People present said he had earlier warned he would "go it alone" if allies, notably Germany, did not make vast increases in their defence budgets for next year.
"I let them know that I was extremely unhappy," he said, but added that the talks ended on the best of terms: "It all came together at the end. It was a little tough for a little while."
German Chancellor Angela Merkel, who called the summit "very intense", and other leaders including French President Emmanuel Macron, played down the extent to which they had pledged to accelerate spending plans as fast as Trump wanted.
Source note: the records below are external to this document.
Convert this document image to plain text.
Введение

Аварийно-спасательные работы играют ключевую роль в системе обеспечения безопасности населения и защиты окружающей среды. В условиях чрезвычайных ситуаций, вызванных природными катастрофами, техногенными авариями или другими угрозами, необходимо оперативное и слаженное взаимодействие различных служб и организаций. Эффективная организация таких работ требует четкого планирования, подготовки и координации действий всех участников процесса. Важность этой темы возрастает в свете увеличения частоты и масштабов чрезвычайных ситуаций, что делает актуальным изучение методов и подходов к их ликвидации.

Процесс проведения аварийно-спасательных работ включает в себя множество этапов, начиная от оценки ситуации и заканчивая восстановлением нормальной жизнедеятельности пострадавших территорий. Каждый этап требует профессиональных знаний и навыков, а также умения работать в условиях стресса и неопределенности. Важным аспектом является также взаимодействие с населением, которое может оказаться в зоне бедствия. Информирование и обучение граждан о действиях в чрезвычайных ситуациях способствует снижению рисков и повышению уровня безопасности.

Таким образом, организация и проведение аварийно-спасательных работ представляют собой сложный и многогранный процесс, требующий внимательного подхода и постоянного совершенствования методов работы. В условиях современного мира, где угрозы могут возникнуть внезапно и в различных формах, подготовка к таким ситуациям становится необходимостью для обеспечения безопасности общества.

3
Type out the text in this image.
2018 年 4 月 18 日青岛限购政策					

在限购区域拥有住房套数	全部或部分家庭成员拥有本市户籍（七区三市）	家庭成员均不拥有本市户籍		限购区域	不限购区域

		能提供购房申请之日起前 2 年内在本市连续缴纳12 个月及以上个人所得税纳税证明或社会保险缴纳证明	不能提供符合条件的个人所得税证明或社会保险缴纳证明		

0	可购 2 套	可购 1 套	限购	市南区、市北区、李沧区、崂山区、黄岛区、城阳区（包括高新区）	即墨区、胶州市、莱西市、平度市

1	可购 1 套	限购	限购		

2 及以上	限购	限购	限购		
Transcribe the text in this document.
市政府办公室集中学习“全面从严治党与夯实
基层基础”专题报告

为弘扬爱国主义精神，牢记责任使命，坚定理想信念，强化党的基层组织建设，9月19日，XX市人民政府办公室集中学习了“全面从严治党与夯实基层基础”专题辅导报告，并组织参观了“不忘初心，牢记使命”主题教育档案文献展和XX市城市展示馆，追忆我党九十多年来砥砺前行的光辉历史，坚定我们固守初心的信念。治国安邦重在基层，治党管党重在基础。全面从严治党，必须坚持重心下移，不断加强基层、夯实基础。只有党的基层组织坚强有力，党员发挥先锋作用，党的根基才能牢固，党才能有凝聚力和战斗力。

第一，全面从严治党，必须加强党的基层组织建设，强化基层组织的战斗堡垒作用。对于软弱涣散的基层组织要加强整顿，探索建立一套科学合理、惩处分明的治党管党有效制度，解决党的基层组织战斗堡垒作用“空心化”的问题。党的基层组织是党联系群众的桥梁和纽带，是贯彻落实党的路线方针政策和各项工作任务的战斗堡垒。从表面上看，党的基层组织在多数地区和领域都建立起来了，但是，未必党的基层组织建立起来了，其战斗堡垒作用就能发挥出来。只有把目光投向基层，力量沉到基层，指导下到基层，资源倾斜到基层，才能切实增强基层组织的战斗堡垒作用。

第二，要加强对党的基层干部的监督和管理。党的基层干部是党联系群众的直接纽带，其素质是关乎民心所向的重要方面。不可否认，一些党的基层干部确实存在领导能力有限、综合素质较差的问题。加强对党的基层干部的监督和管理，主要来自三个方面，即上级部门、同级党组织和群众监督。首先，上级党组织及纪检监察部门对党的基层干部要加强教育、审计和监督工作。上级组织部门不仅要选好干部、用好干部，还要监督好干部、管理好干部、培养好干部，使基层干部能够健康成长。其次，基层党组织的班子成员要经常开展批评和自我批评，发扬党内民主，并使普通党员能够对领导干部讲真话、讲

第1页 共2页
"He said they must raise spending by January 2019 or the United States would go it alone," one person said of the clash at NATO headquarters when Trump spoke in a debate that was meant to move to other matters after rows over spending on Wednesday.
Macron and others said they did not interpret Trump's words as a direct threat to quit the alliance Washington founded in 1949 to contain Soviet expansion. Trump, asked if he thought he could withdraw from NATO without backing from Congress, said he believed he could but it was "unnecessary".
Others say Congressional approval would be required - and would be unlikely to be forthcoming.
Trump hailed a personal victory for his own strategy in complaining loudly that NATO budgets were unfair to US taxpayers, and the emergence of what he said was a warm consensus around him.
Several diplomats and officials said, however, that his undiplomatic intervention - including pointing at other leaders and addressing Merkel as "you, Angela" - had irritated many.
As the drama unfolded, a day after Trump launched a virulent public attack on German policy, NATO Secretary General Jens Stoltenberg cleared the room of many officials and the invited leaders of non-members Georgia and Afghanistan so that the other 28 leaders could hold a closed session with the president.
NATO members have committed to spending at least two per cent of their national income on defence by 2024, though the terms allow for stretching that in some cases to 2030. The United States, far the biggest economy, spent 3.6 per cent last year, while Germany, the second biggest, paid out just 1.2 per cent and only a handful of countries met the 2 per cent target.